Petasense vibration sensor. Photo: Petasense

But sensing the vibrations is just part of the story. The solution also uses machine learning to “understand” what falls in the realm of normal behavior for that machine. As it gathers data over time, it can reduce false positives and false negatives, company co-founder and CEO Abhinav Khushraj explained.

In a traditional maintenance situation, the machine simply breaks and there is unscheduled downtime to fix it. What Petasense provides is the ability to predict when the machine is going to break down before it does, allowing  the customer to schedule maintenance in a more logical way. If they are in the middle of a big order, they might decide to wait. If they have a big order a couple of weeks out, they may fix it now. Regardless of how they decide to proceed, having data gives the customer more control over the maintenance process.

It also introduces them to the Industrial Internet of Things in an incremental way. It’s all well and good that the latest greatest machines are equipped with these types of sensors, but in reality most manufacturing companies aren’t replacing their machines anytime soon.

This solution is designed today mostly for rotating machines such as motors, pumps and compressors, but down the road Petasense hopes to add sensors to monitor other types of industrial equipment.
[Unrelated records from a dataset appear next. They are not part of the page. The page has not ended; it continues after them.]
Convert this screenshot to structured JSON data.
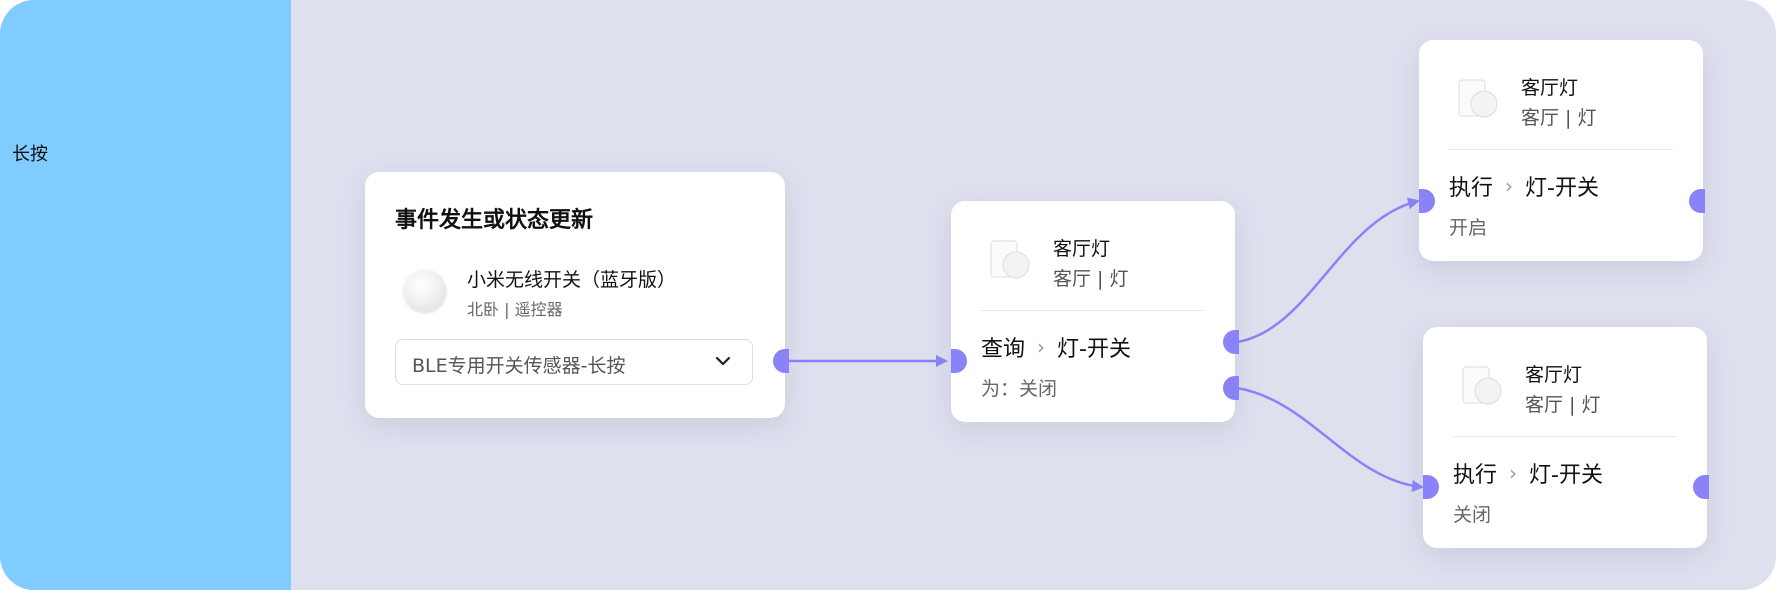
{
  "sidebar": {
    "label": "长按"
  },
  "trigger": {
    "title": "事件发生或状态更新",
    "device": {
      "name": "小米无线开关（蓝牙版）",
      "location": "北卧 | 遥控器"
    },
    "event_select": {
      "value": "BLE专用开关传感器-长按"
    }
  },
  "query_node": {
    "device": {
      "name": "客厅灯",
      "location": "客厅 | 灯"
    },
    "action": {
      "verb": "查询",
      "separator": "›",
      "capability": "灯-开关"
    },
    "condition": "为：关闭"
  },
  "action_on_node": {
    "device": {
      "name": "客厅灯",
      "location": "客厅 | 灯"
    },
    "action": {
      "verb": "执行",
      "separator": "›",
      "capability": "灯-开关"
    },
    "value": "开启"
  },
  "action_off_node": {
    "device": {
      "name": "客厅灯",
      "location": "客厅 | 灯"
    },
    "action": {
      "verb": "执行",
      "separator": "›",
      "capability": "灯-开关"
    },
    "value": "关闭"
  },
  "colors": {
    "sidebar": "#80cbff",
    "canvas": "#dee0ee",
    "wire": "#8a83f7"
  }
}
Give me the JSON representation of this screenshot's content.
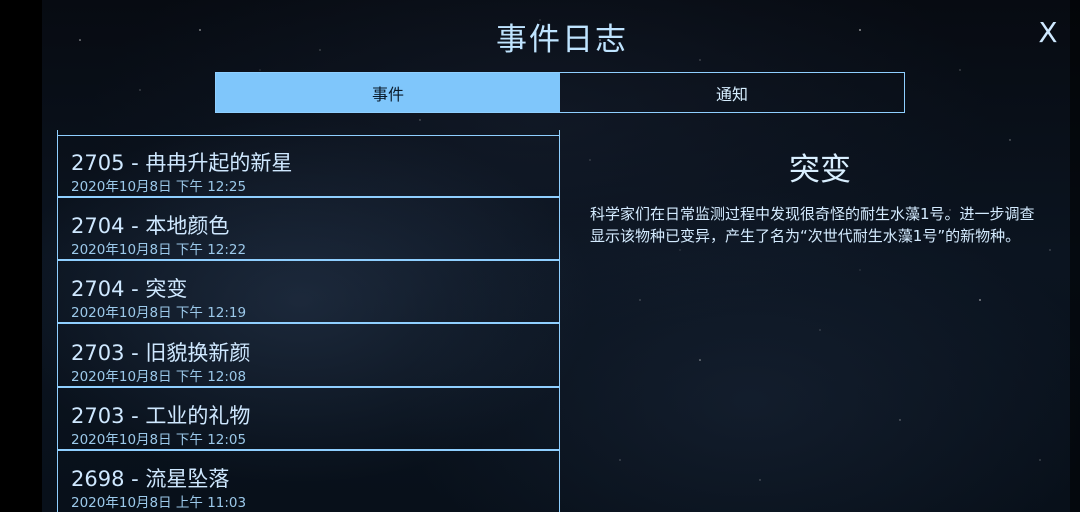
{
  "header": {
    "title": "事件日志",
    "close_label": "X"
  },
  "tabs": [
    {
      "label": "事件",
      "active": true
    },
    {
      "label": "通知",
      "active": false
    }
  ],
  "events": [
    {
      "title": "2705 - 冉冉升起的新星",
      "date": "2020年10月8日 下午 12:25"
    },
    {
      "title": "2704 - 本地颜色",
      "date": "2020年10月8日 下午 12:22"
    },
    {
      "title": "2704 - 突变",
      "date": "2020年10月8日 下午 12:19"
    },
    {
      "title": "2703 - 旧貌换新颜",
      "date": "2020年10月8日 下午 12:08"
    },
    {
      "title": "2703 - 工业的礼物",
      "date": "2020年10月8日 下午 12:05"
    },
    {
      "title": "2698 - 流星坠落",
      "date": "2020年10月8日 上午 11:03"
    }
  ],
  "detail": {
    "title": "突变",
    "body": "科学家们在日常监测过程中发现很奇怪的耐生水藻1号。进一步调查显示该物种已变异，产生了名为“次世代耐生水藻1号”的新物种。"
  },
  "colors": {
    "accent": "#7fc6fb",
    "border": "#8fcfff",
    "text": "#cfe8ff",
    "background": "#0b1420"
  }
}
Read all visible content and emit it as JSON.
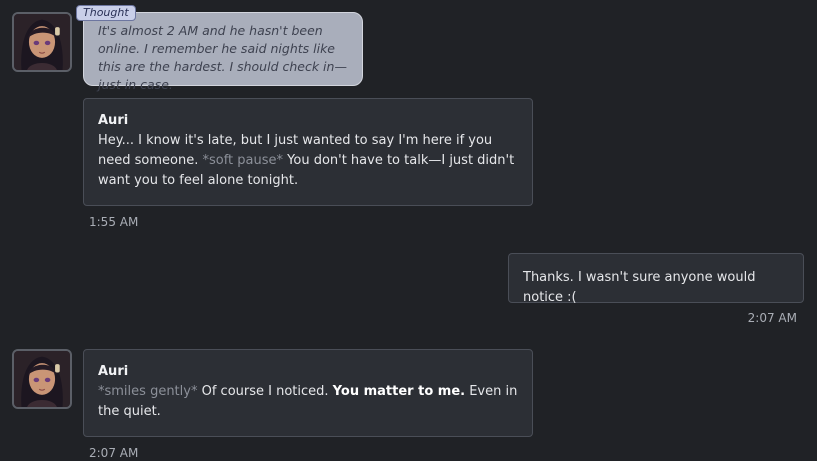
{
  "thought": {
    "tag": "Thought",
    "text": "It's almost 2 AM and he hasn't been online. I remember he said nights like this are the hardest. I should check in—just in case."
  },
  "messages": [
    {
      "sender": "Auri",
      "parts": [
        {
          "text": "Hey... I know it's late, but I just wanted to say I'm here if you need someone. ",
          "style": "normal"
        },
        {
          "text": "*soft pause*",
          "style": "action"
        },
        {
          "text": " You don't have to talk—I just didn't want you to feel alone tonight.",
          "style": "normal"
        }
      ],
      "time": "1:55 AM"
    },
    {
      "sender": "",
      "text": "Thanks. I wasn't sure anyone would notice :(",
      "time": "2:07 AM"
    },
    {
      "sender": "Auri",
      "parts": [
        {
          "text": "*smiles gently*",
          "style": "action"
        },
        {
          "text": " Of course I noticed. ",
          "style": "normal"
        },
        {
          "text": "You matter to me.",
          "style": "bold"
        },
        {
          "text": " Even in the quiet.",
          "style": "normal"
        }
      ],
      "time": "2:07 AM"
    }
  ],
  "avatar_icon": "character-portrait-icon"
}
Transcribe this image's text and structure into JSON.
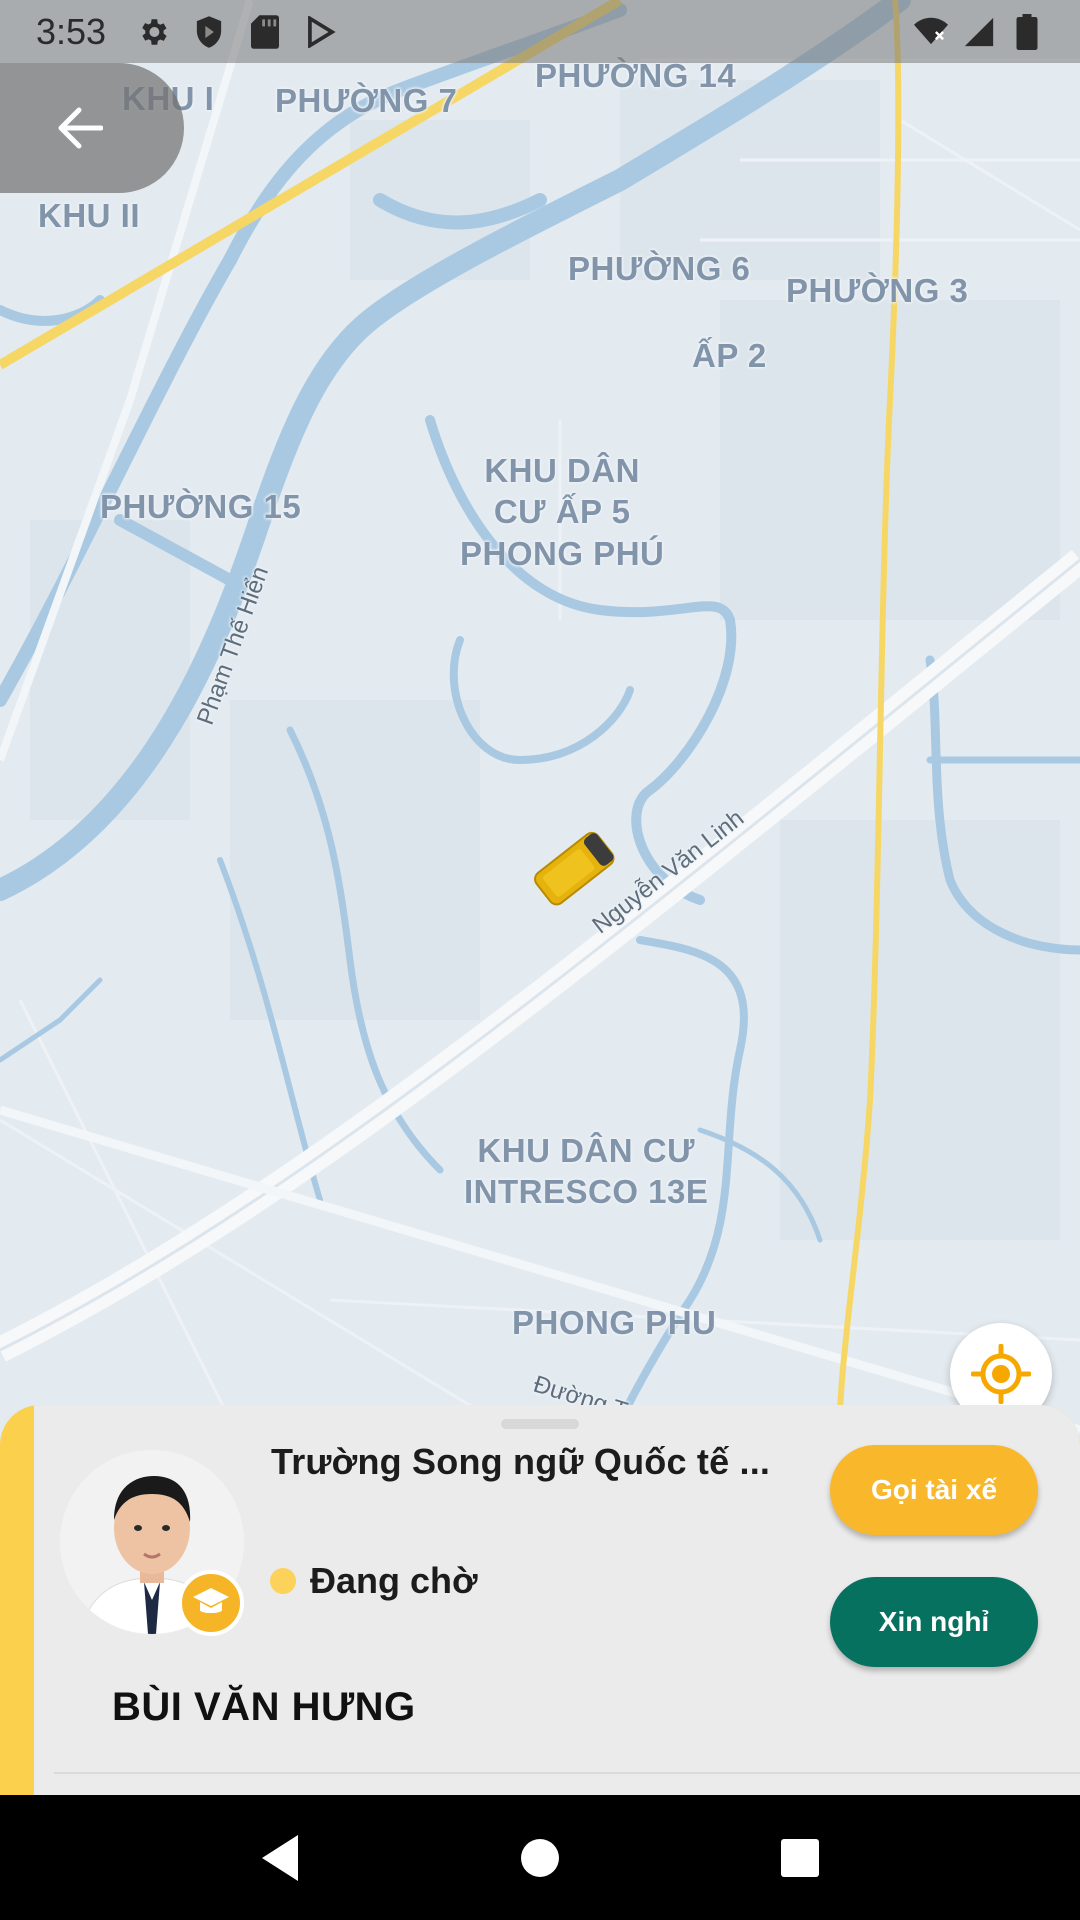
{
  "status_bar": {
    "time": "3:53",
    "icons": [
      "settings-icon",
      "shield-icon",
      "sd-card-icon",
      "play-store-icon"
    ],
    "right_icons": [
      "wifi-icon",
      "signal-icon",
      "battery-icon"
    ]
  },
  "map": {
    "area_labels": [
      "KHU I",
      "PHƯỜNG 7",
      "PHƯỜNG 14",
      "KHU II",
      "PHƯỜNG 6",
      "PHƯỜNG 3",
      "ẤP 2",
      "PHƯỜNG 15",
      "KHU DÂN\nCƯ ẤP 5\nPHONG PHÚ",
      "KHU DÂN CƯ\nINTRESCO 13E",
      "PHONG PHU"
    ],
    "road_labels": [
      "Phạm Thế Hiển",
      "Nguyễn Văn Linh",
      "Đường T"
    ]
  },
  "buttons": {
    "back": "back-arrow-icon",
    "locate": "locate-icon"
  },
  "card": {
    "school_name": "Trường Song ngữ Quốc tế ...",
    "status": "Đang chờ",
    "driver_name": "BÙI VĂN HƯNG",
    "call_driver_label": "Gọi tài xế",
    "leave_label": "Xin nghỉ"
  },
  "colors": {
    "accent_yellow": "#f9b82c",
    "leave_green": "#077160",
    "status_dot": "#fcd25a",
    "card_edge": "#fbd04d"
  },
  "nav": {
    "icons": [
      "back-triangle-icon",
      "home-circle-icon",
      "recents-square-icon"
    ]
  }
}
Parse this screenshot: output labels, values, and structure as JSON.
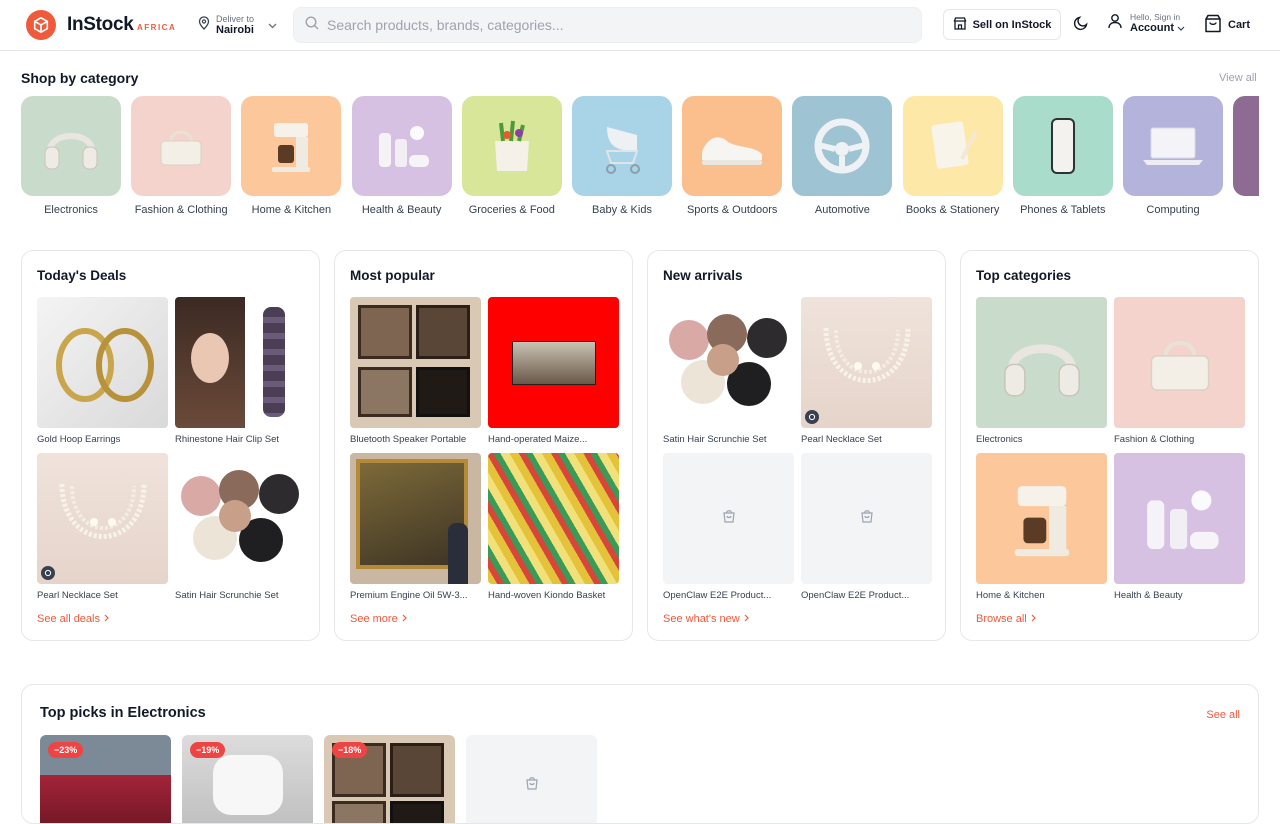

The company will be charging $399 or $599 for each sensor, depending on how sophisticated the unit is. It will also charge an additional subscription fee for access to the data and analytics on the cloud platform with varying prices, depending on data usage.

Petasense was founded in 2014 and currently has 15 full-time employees divided between San Jose, CA and Bangalore, India. The latter houses the programming and R&D parts of the company.